Saturday, September 4, 2010

My Written World

One of the things that everyone says they know about artists is they are crazy.  Every painter is a schitzo that ate too much cadmium.  Every writer is a hermit locked away in an old shack in Montana. Well, every artist is not crazy.  Most people become what is expected of them.  They aren't inherently crazy, but they do see the world in a different way.

Painting is different than writing.  Painting, you show the world how you see it in a two dimensional image of your perspective.  You pick the medium, the canvas size, and decide how to place which objects where on your surface.  You don't create a world, you depict it.  Writing is a qualitatively different avenue for expression.  It is simultaneously more limited and liberating than paint or charcoal.  They are only letters on a page or a screen, but they become words, describing people and places, mind-scapes articulating a whole different world stemming from the writer's imagination where every detail must be imagined and communicated.

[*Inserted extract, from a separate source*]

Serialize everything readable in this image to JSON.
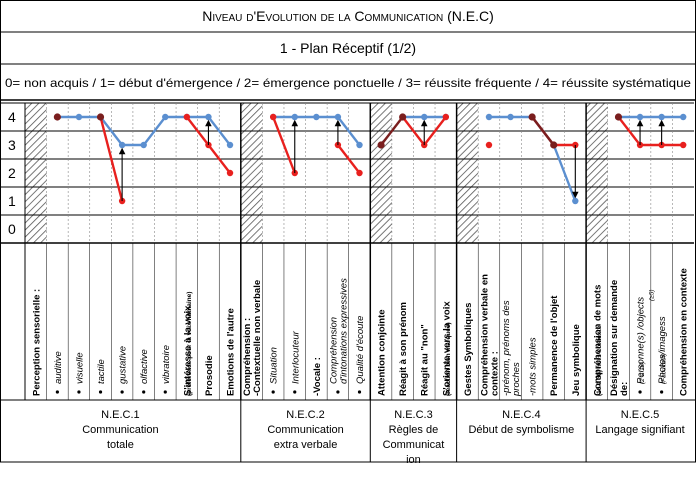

When you are creating a whole world in your computer, there are moments when you forget about the real world.  You forget about the desk or the couch where you sit typing feverishly getting out each thought as quickly as your fingers move across the keys.  If you spend a whole day writing, the moment you step outside feels like the dream.  The line between dream and real life is blurred.  This blurring is so strong that you begin to feel like the world on your word processor is more real than the trees overhanging your sidewalk outside your window. 

So, who needs drugs or oil paint when you can induce an altered state of consciousness by writing? Cheers!